Help please - My mother has just been... - Parkinson's New Z...
Help please - My mother has just been diagnosed with Parkinson's Disease. I dont know what to do :(
Hi there. Learn what you can about Parkinson's from your mums Dr, to understand how to deal with the symptoms that she is experiencing, gain support from the Parkinson's Society and your family. Surround yourself with a great support group who can be there for you so you can help your Mum. My mother was diagnosed over 5 years ago and not having that support group is making our journey a difficult one. Stay strong and good luck
Thank you so much for your reply. It feels odd - cant fix the problem. Have been reading as much as possible. Need to know everything there is to know about PD. Wish you well friend. Thanks again.
I tried at the beginning to "fix it" but realised that isn't possible. I have done a lot of research and am constantly looking for ways to make my mums days more comfortable. Keep in touch as talking with someone else who is having the same issues makes me realise I am not fighting this battle alone.
Hi
find out who the field officer is. They are so helpful.
My field officer helped me get in touch with others my own age who live in the same area which has been so helpful to me.
It is natural to want a quick fix.
Lots of us are dealing with it and we come to realize that life goes on.
Each of us is going through a different journey.
Parkinson's NZ has some very helpful information books.
Read Ann Andrews book - Positively Parkinsons. It explains all. But most of all be Positive
Its not all bad and life can go on as nearly normal.
Hi
I was diagonosed 4 years ago next month with PD, 2 weeks after my father passed away, so double whamy. I have good and bad days, talk with your doctor, family and friends, med's make a big difference what suits one person my not suit another. Get refered to a nurologist for a baseline assesment. Going forward this gives a measure as to how bad, static you are. Remember KEEP POSITIVE Learn to accept quickly, fast or hurry-up are no longer words in my vocabulary. Learning to accept that life is slower is frustrating at times, depression is a symton of PD ensure you dont get prescribed anti-depressents without questioning their suitability or symtoms can show up / mask whats really happening.

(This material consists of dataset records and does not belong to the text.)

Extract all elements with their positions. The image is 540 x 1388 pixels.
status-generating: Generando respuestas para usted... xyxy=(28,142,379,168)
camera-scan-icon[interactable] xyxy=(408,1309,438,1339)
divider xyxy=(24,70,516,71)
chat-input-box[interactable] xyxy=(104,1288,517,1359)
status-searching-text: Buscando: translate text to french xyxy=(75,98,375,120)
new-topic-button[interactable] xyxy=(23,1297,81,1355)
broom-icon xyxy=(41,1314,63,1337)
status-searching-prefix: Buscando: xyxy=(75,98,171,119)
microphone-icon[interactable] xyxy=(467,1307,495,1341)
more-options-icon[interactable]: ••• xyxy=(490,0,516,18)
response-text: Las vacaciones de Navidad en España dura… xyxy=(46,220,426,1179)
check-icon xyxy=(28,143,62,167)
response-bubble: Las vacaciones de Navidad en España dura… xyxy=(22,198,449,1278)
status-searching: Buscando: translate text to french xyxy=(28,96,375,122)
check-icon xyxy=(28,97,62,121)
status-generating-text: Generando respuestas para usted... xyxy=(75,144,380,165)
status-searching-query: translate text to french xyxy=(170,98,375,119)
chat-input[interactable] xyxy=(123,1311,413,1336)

Walk / excercise daily even if you dont feel like , keep your brain and body active. See youtube for many items stories on our problems. TRY some it's fun - some work some dont we are all labbeled the same but react differently. Onwards and upwards theres another day tomorrow for what we forgot today
Wow Scooterboy6, that is a lot to go through! I keep holding onto words I heard somewhere (don't ask me where lol) "what doesn't kill us will make us stronger", my mother is the one diagnosed with PD and when I think back she did suffer some "down" times, it started about a year ago. I thought she was just not paying attention to the good things she had. I feel quite guilty now when I think about it. I love your quote "Onwards and upwards theres another day tomorrow for what we forgot today" do you mind if I use it? Was taking a look at the Adventure travel site on PD Org. maybe mum would like to do a trip with me? Man, how quick life can change. ok, ok not going to get teary. had enough tears yesterday.
Hi
Yes welcome to use that quote or any think you think will help. Once your Mum accepts the fact she has PD thats the first day of a new beginning. Get out and enjoy!!! Do remember though I find if I do too much one day I tend to suffer and want to sleep the next day. Breaks your adventures into smaller steps - Drive half as far as usual then stay over night somewhere and then take next step the next day the same. It's easier on us (even just sitting) while being driven wears us out!!!
Regards to you both
I recommend you get in touch with your local Parkinson's Support Group. You doctor should be able to give you their contact details. They are very good and you meet up with others with Parkinsons.
Ask her what she needs.
Read Ann Andrews book.
Go to neuro appointments with her.
Be there when the Field Officer visits.
Accept that she might take a while to adjust. Let her dictate the pace.
Keep providing her with options and love. i.e. she may not want to read a book or go to groups just yet
Also attend to your own grief, needs. It's sad and you will be going through the same process yourself.
The mere fact that you are here asking tells me you will be just fine.
Kia kaha and aroha to your whanau.
Hey Jade,
Sorry to hear about your mum being diagnosed with PD. Don't feel like it is just you going through it and there is knowone out there who gets it, because we are all here on this site and understand too. My mother was diagnosed 5 years ago when she was 56 - it was scarey because I had no idea what parkinsons was other than "people shake a lot" (which isn't really a huge part of it now because there a lot of meds which help this), and also that Michael J Fox had it lol.
Mum has had ups and downs since being diagnosed and it progressing a bit, but I think we are lucky because she is still working, has a good group of friends and can walk around etc. Of course she gets really tired and I wish she didn't have it but i'm grateful that she is moving around and still working etc.
I love that you make jokes of it because me and my mum are fully like that too! Everyone is different but I find (and mum too) that joking and laughing about it helps us smile and have a laugh.
I'm sure you guys will have ups and downs but you will get through it with your good sense of humour and good doctors and meds
If you're having a bad day write on here and i'm sure someone will make you feel a bit better.